Estaba desesperado. Caminaba en círculos en su loft newyorkino con vaso de wishky sin hielo en la mano izquierda. Su mano derecha sostenía un cigarro que no lo quemaba al pegarse repetidamente con angustia en la frente. Esa misma mañana había recibido una citación de la corte. El profesor Cohan había sido denunciado por plagio. Hasta ahora la denuncia era anónima, justamente la citación era para encontrarse con el denunciante esa misma tarde.
– No entiendo, no lo entiendo. Murmuraba mientras se ataba los botones de la camisa y continuaba golpeándose la frente, esta vez esporádicamente y con un nuevo cigarro en mano.
Luego de haber ganado el premio Faulkner por su novela Infinity, la vida de Cohan parecía haberse poblado de una serie de eventos miserables. Primero la trágica muerte de su hermana menor, luego la ruptura con Megan, una ex alumna con había tenido una larga y romántica relación; y ahora esto. Esta agria miseria había comenzado a tatuar la expresión de tristeza en su rostro.
Pantalón de pana fina marrón claro, chaleco de lana verde inglés, lentes circulares y una bufanda escocesa en tonos oscuros casi negros; Cohan paró un taxi en Madison y la calle 53. En menos de cinco minutos estaba en la puerta de la corte.
Esperó a ser llamado sentado con el torso erguido y los ojos fijos en el suelo de mármol del inmenso hall. Los pasos resonaban y Cohan parecía estar hipnotizado por el ruido. Tuvo los ojos clavados en el piso hasta que unas botas de taco bajo talle 36 de cuero negro, muy opaco, se acercaron decididamente para sentarse a su lado. No le fue necesario levantar la vista para reconocer el andar de Megan. Quedo inmóvil y por un segundo pensó que Megan había venido a apoyarlo, a acompañarlo. Ese ingenuo segundo terminó con una risa asimétrica y una mirada por arriba del hombro:
-Megan, dijo con tono despectivo.
Megan llevaba una pollera corta de gamuza celeste. Todo el resto de su atuendo era negro: su tapado, su gorro, cartera, bufanda, sus medias y las botas. Todo excepto su pelo, ese día más rojo que de costumbre.

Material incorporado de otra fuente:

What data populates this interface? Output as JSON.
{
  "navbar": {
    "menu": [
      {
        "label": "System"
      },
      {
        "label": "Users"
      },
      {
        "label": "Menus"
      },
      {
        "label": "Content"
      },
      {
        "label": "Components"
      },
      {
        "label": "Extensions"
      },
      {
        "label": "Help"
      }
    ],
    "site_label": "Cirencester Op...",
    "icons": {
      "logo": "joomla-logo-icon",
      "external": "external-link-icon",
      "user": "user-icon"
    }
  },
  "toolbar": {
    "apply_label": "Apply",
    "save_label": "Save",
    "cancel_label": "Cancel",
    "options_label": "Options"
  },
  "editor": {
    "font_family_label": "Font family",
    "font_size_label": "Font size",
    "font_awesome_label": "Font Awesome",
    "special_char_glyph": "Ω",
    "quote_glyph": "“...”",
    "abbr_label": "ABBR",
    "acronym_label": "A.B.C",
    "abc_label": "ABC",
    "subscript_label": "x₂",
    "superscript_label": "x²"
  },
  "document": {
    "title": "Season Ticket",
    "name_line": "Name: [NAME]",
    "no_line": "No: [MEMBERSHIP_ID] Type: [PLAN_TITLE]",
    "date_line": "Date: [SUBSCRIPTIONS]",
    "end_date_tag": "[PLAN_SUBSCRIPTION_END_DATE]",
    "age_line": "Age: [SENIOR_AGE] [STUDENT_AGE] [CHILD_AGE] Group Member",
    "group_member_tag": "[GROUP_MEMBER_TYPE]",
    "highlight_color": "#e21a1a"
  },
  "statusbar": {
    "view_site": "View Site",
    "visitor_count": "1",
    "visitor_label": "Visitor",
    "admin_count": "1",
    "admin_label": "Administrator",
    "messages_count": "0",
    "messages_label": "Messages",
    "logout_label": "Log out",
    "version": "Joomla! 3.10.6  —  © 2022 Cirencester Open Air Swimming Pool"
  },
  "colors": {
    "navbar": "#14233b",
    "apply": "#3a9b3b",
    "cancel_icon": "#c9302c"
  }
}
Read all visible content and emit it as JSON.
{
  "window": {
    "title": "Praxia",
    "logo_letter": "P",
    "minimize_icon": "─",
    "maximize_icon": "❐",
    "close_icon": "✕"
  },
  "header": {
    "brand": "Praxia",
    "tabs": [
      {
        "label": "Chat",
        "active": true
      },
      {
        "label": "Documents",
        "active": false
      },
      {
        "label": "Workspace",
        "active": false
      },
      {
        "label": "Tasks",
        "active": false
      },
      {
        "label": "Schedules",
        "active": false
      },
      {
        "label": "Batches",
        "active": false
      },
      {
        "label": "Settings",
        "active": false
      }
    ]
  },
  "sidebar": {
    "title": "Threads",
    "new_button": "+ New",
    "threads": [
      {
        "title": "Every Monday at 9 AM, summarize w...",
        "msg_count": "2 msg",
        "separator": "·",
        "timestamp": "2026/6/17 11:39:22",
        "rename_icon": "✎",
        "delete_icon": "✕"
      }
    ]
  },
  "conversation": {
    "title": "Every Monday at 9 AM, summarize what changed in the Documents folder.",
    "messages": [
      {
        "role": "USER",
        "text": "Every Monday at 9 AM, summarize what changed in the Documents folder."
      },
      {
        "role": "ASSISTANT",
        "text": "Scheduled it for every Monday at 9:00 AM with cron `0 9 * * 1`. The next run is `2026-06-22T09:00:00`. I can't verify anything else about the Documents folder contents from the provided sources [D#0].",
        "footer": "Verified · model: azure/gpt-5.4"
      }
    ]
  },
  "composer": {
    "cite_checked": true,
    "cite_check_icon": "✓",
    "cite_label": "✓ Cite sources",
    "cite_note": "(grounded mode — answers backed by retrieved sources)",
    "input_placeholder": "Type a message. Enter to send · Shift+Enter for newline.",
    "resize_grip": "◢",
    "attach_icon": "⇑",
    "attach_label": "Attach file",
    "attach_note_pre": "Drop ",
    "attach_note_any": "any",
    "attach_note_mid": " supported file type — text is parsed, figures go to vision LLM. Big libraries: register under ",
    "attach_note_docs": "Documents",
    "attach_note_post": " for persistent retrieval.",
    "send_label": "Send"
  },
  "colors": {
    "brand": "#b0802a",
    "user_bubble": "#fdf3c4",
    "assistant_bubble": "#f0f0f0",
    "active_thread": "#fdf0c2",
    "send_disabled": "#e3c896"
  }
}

– Buenas tardes Profesor. -Respondió ella amablemente pero sin esconder el enojo en sus ojos.
– No me entra en la cabeza Megan.
– Profesor, usted no me ha dado otra opción. Le tengo mucho aprecio pero me ha traicionado.
– Megan, te lo conté todo Megan.
– Profesor, puede que se haya inspirado en mis ideas sin notarlo y esté un tanto confundido. Mi intención no es humillarlo. Sólo quiero que se me reconozca mi cuento.
– ¡Era nuestro ritual! Todas las noches durante 359 noches.- Dijo Cohan con rabia y ya sin rastro de desprecio en su tono.
– Profesor no creo estar entendiendo de qué habla. Respondió Megan atónita.
– Te contaba mis avances y tú los tuyos entre besos y vino y…- Le explicó Cohan como si ella no lo recordara. -Nos queríamos.
– Profesor nos están llamando. Repitió Megan un tanto asustada.
– Y a ti nunca te gustó Infinity, no lo entendías. Querías que se pareciera más a mis otros cuentos.
Cohan había pasado de estar erguido a retorcerse en su asiento con las manos rígidas en los posa brazos y los ojos a punto de desbordar.
– Lo están llamando Profesor. Nos están llamando.- Volvió a repetir Megan ahora además de asustada incómoda.
– Y ni siquiera supiste terminarlo sola. Tuviste que esperar hasta el final. Te fuiste esa misma noche en la que conté el final.
El funcionario que estaba llamando a Cohan desde hace unos minutos se acercó y lo invitó a pasar a la sala. Megan miró al hombre reconfortada, estaba tensa, y explicó que necesitaba tomar aire, sólo le llevaría unos minutos.
El profesor se levantó con calma, caminó hacia la sala y un segundo antes de entornar la puerta giró la vista hacia Megan.
El hall estaba vacío, nadie más miraba, el aire estaba estancado. Ella miró primero hacia los costados y se aseguró de que efectivamente no hubiese un alma. Alzó las cejas, entrecerró sus ojos y sonrió profundamente la victoria.